Previously in court, Dear has declared himself a "warrior of the babies" and said he was guilty. He made other similar statements during Tuesday's hearing, such as "I'm glad I did what I did. Total success."
Dear's prosecution in state court and then federal court for the attack on the clinic in Colorado Springs has been stalled because he has been repeatedly found to be mentally incompetent to stand trial. Federal prosecutors are asking Blackburn to order that Dear be given medication against his will.
In a court filing, prosecutors said they expected Dear's lawyers to argue that serious medical problems prevent him from being treated with antipsychotic medication. According to prison medical records, Dear has reported that he suffered a heart attack while taking such a drug years ago. But prosecutors said they could not find any record to back that up, according to a prosecution filing.
Defense attorneys have not yet presented their case during the hearing, which could continue into Wednesday.
Dear was forcibly given medication over the course of about several days during a stay at Colorado's state mental hospital, not long enough to determine if it was effective, Preston Baecht said.
Preston Baecht said she was recommending medication for Dear based on her experience as a psychologist and studies that have done been on prisoners given medication for delusional disorder.
While being questioned by defense attorney Jennifer Beck, Preston Baecht acknowledged that delusional disorder is relatively rare and not much research has been done on its treatment as a result.
Dear, described by acquaintances at the time of his arrest as a reclusive loner, is being represented by federal public defenders who do not comment to the media on their cases.

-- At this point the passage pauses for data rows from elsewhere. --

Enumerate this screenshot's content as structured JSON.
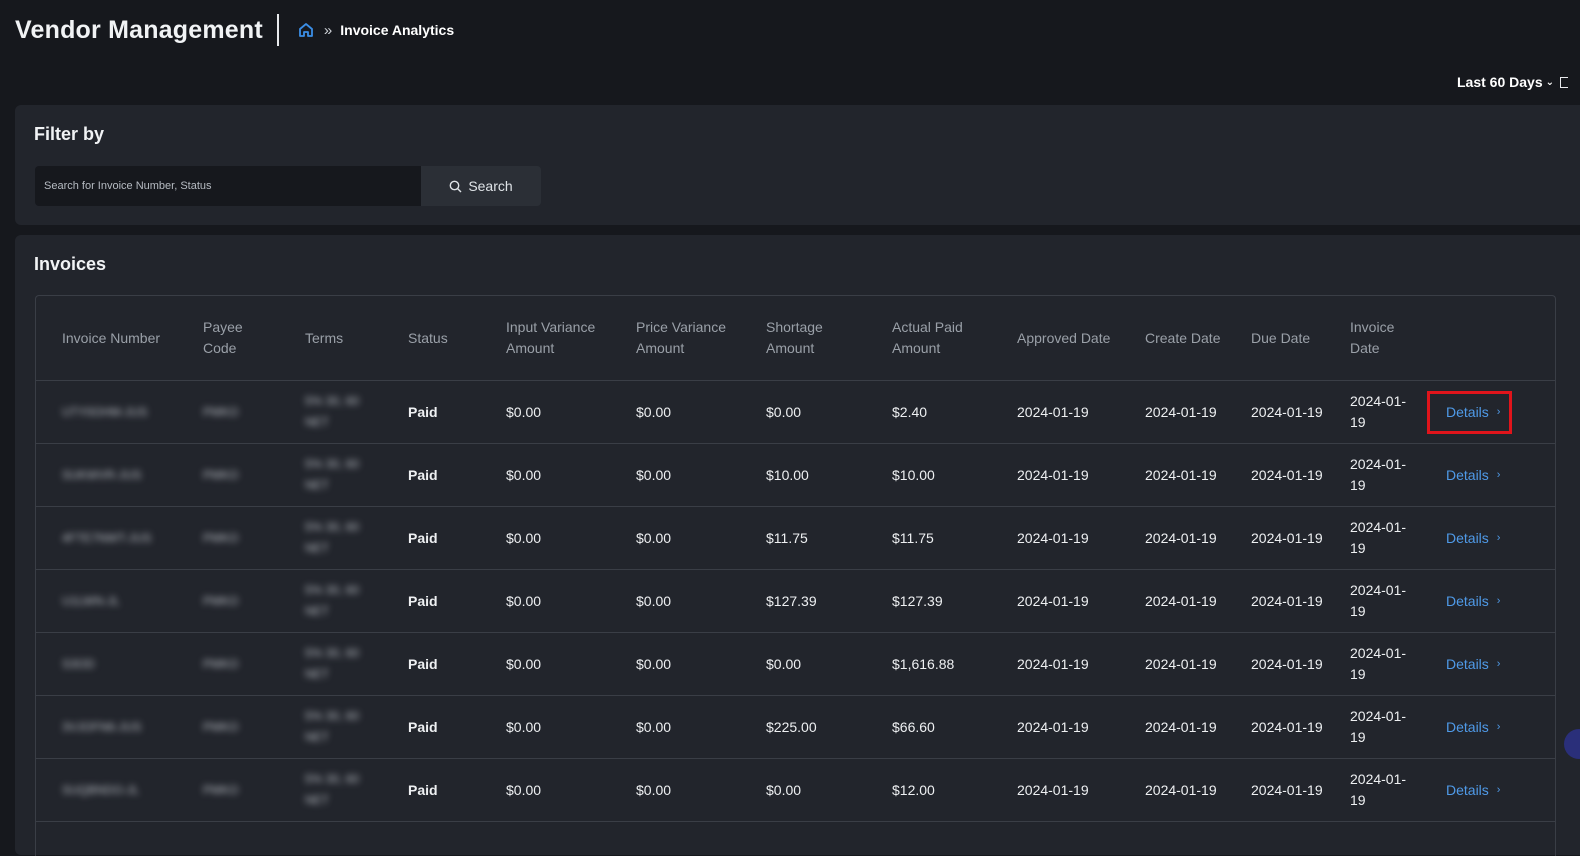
{
  "header": {
    "app_title": "Vendor Management",
    "breadcrumb": {
      "separator": "»",
      "current": "Invoice Analytics"
    }
  },
  "date_range": {
    "label": "Last 60 Days"
  },
  "filter": {
    "title": "Filter by",
    "search_placeholder": "Search for Invoice Number, Status",
    "search_button_label": "Search"
  },
  "invoices": {
    "title": "Invoices",
    "columns": [
      "Invoice Number",
      "Payee Code",
      "Terms",
      "Status",
      "Input Variance Amount",
      "Price Variance Amount",
      "Shortage Amount",
      "Actual Paid Amount",
      "Approved Date",
      "Create Date",
      "Due Date",
      "Invoice Date",
      ""
    ],
    "details_label": "Details",
    "rows": [
      {
        "invoice_number": "UTY0OHM-JUS",
        "payee_code": "PMKO",
        "terms": "5% 30, 60 NET",
        "status": "Paid",
        "input_variance": "$0.00",
        "price_variance": "$0.00",
        "shortage": "$0.00",
        "actual_paid": "$2.40",
        "approved_date": "2024-01-19",
        "create_date": "2024-01-19",
        "due_date": "2024-01-19",
        "invoice_date": "2024-01-19"
      },
      {
        "invoice_number": "SUKWVR-JUS",
        "payee_code": "PMKO",
        "terms": "5% 30, 60 NET",
        "status": "Paid",
        "input_variance": "$0.00",
        "price_variance": "$0.00",
        "shortage": "$10.00",
        "actual_paid": "$10.00",
        "approved_date": "2024-01-19",
        "create_date": "2024-01-19",
        "due_date": "2024-01-19",
        "invoice_date": "2024-01-19"
      },
      {
        "invoice_number": "4FTE7NWT-JUS",
        "payee_code": "PMKO",
        "terms": "5% 30, 60 NET",
        "status": "Paid",
        "input_variance": "$0.00",
        "price_variance": "$0.00",
        "shortage": "$11.75",
        "actual_paid": "$11.75",
        "approved_date": "2024-01-19",
        "create_date": "2024-01-19",
        "due_date": "2024-01-19",
        "invoice_date": "2024-01-19"
      },
      {
        "invoice_number": "U1LWN-JL",
        "payee_code": "PMKO",
        "terms": "5% 30, 60 NET",
        "status": "Paid",
        "input_variance": "$0.00",
        "price_variance": "$0.00",
        "shortage": "$127.39",
        "actual_paid": "$127.39",
        "approved_date": "2024-01-19",
        "create_date": "2024-01-19",
        "due_date": "2024-01-19",
        "invoice_date": "2024-01-19"
      },
      {
        "invoice_number": "S3OD",
        "payee_code": "PMKO",
        "terms": "5% 30, 60 NET",
        "status": "Paid",
        "input_variance": "$0.00",
        "price_variance": "$0.00",
        "shortage": "$0.00",
        "actual_paid": "$1,616.88",
        "approved_date": "2024-01-19",
        "create_date": "2024-01-19",
        "due_date": "2024-01-19",
        "invoice_date": "2024-01-19"
      },
      {
        "invoice_number": "3VJOFN6-JUS",
        "payee_code": "PMKO",
        "terms": "5% 30, 60 NET",
        "status": "Paid",
        "input_variance": "$0.00",
        "price_variance": "$0.00",
        "shortage": "$225.00",
        "actual_paid": "$66.60",
        "approved_date": "2024-01-19",
        "create_date": "2024-01-19",
        "due_date": "2024-01-19",
        "invoice_date": "2024-01-19"
      },
      {
        "invoice_number": "SUQBNDO-JL",
        "payee_code": "PMKO",
        "terms": "5% 30, 60 NET",
        "status": "Paid",
        "input_variance": "$0.00",
        "price_variance": "$0.00",
        "shortage": "$0.00",
        "actual_paid": "$12.00",
        "approved_date": "2024-01-19",
        "create_date": "2024-01-19",
        "due_date": "2024-01-19",
        "invoice_date": "2024-01-19"
      }
    ]
  },
  "colors": {
    "accent": "#4f9ae8",
    "highlight": "#e0141b",
    "background": "#16181d",
    "card": "#22252c"
  },
  "icons": {
    "home": "home-icon",
    "search": "search-icon",
    "calendar": "calendar-icon",
    "chevron": "chevron-right-icon"
  }
}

According to state court documents, Dear told police he attacked the clinic because he was upset with Planned Parenthood for "the selling of baby parts."

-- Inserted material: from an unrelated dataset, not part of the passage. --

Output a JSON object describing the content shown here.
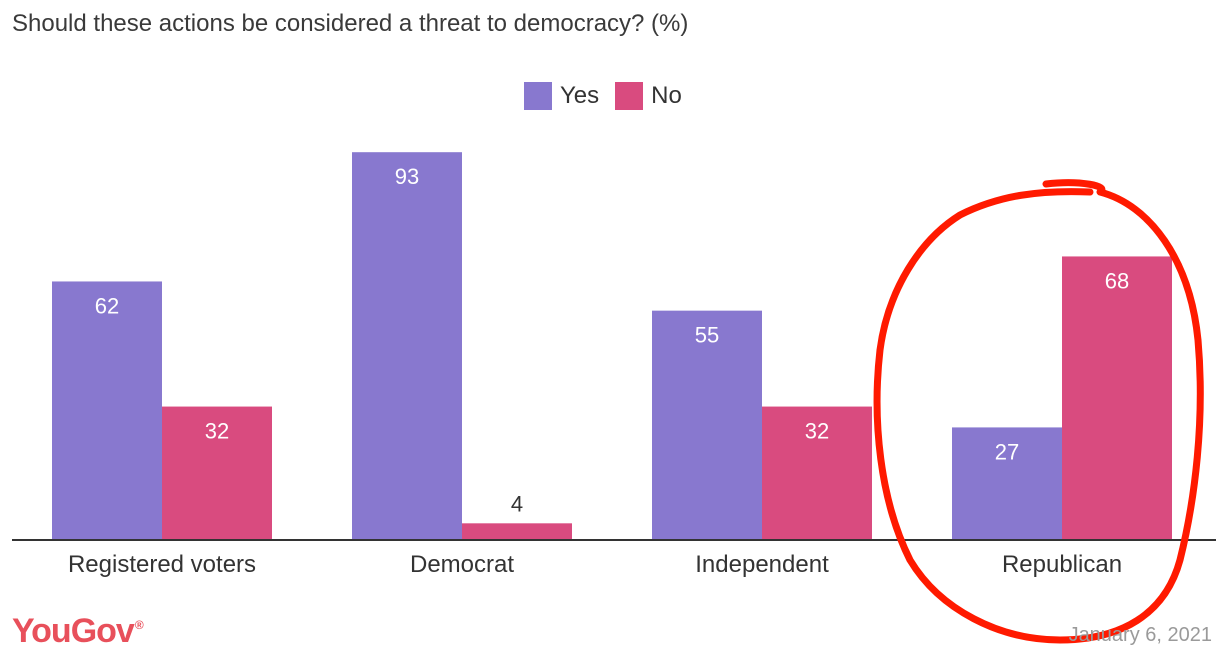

Federal prosecutors allege that Dear intended to wage "war" against the clinic because it offered abortion services, arming himself with four semi-automatic SKS rifles, five handguns, two other rifles, a shotgun, propane tanks and 500 rounds of ammunition. He allegedly began shooting outside the clinic before getting inside by shooting his way through a door, according to his federal indictment.

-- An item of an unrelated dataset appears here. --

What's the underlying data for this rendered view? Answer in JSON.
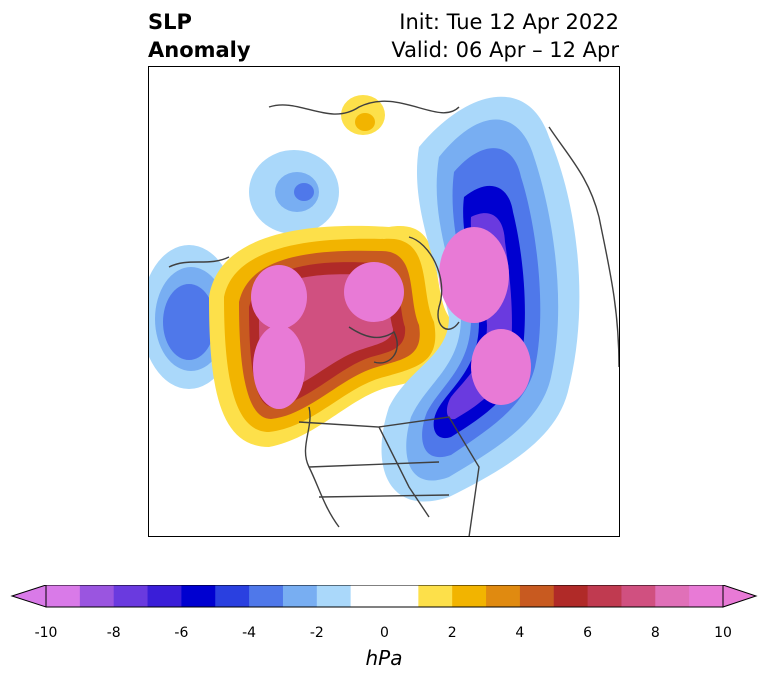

Two of the people killed in the attack were accompanying friends to the clinic — Ke'Arre Stewart, 29, an Army veteran who served in Iraq and was a father of two, and Jennifer Markovsky, 36, a mother of two who grew up in Oahu, Hawaii. The third person killed was University of Colorado Colorado Springs campus police Officer Garrett Swasey, who responded to the clinic after hearing there was an active shooter.
Prosecutors have ruled out seeking the death penalty against Dear, who is charged under the federal 1994 Freedom of Access to Clinic Entrances Act, and instead will seek a life sentence if he is convicted.
It's not known when Blackburn will rule on whether Dear should be forcibly medicated.